Fornication laws are not unconstitutional, there is no right to have sexual intercourse except in marriage, where there is certainly a right to have sexual intercourse. Saying fornication laws are unconstitutional is like saying that marriage is unconstitutional. I know Virginia’s court overturned their fornication law based on Lawrence, but remember the Virginia supreme court has been wrong before.
Lawrence was not about sexual intercourse at all, or marriage. What was prohibited by Texas had very different public implications (ie, no babies ever result, and it was something that was a practiced by a class of people). Lawrence did mention marriage, however, when it stated that marriage is “about the right to have sexual intercourse”, though of course not “just” or “simply” about that right, which would indeed be demeaning to the other aspects of a marriage such as mutual care and commitment. But for something to not be “just” or “simply” about something, it has to first of all be about that something, for it to then be about more than that. If it wasn’t understood by the court to be about the right to have sexual intercourse, the “just” and “simply” wouldn’t make sense.
And the point of having the law on the books would be to remind people that unmarried sex is not expected or approved behavior, there is no right to do it or expect someone else to do it. It would empower people to say “no”, or to not think they were supposed to have sex. It would also remind people that marriage is about the right to have sexual intercourse and they should marry before if they really want to have sex and consider carefully who they want to have sex with.
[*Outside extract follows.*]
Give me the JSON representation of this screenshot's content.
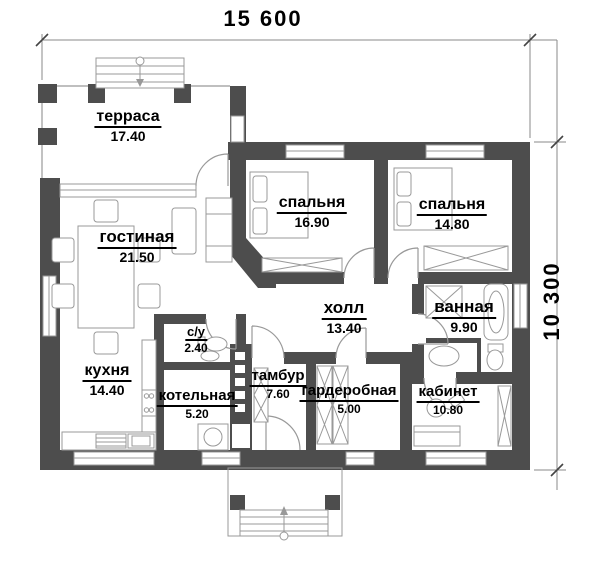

Having the law on the books would not cede legitimacy to “committed relationships” or drunken one-night stands.
The article states “the greatest attack on women’s freedom is last week’s recommendation by the Institute of Medicine (IOM) that the new health care law should mandate ‘the full range of FDA-approved contraceptive methods [and] sterilization procedures’ as ‘preventive services.'” While I understand the author’s disgust at this, I don’t understand how it is an affront to women’s freedom. Women aren’t being forced to do anything against their will. Rather, women would have uninhibited access to certain procedures. Even if insurance plans have to provide contraceptive services, women are still free to reject them. Regardless of the morality of those procedures and whether they conflict with the Church, this is an expansion of women’s freedom.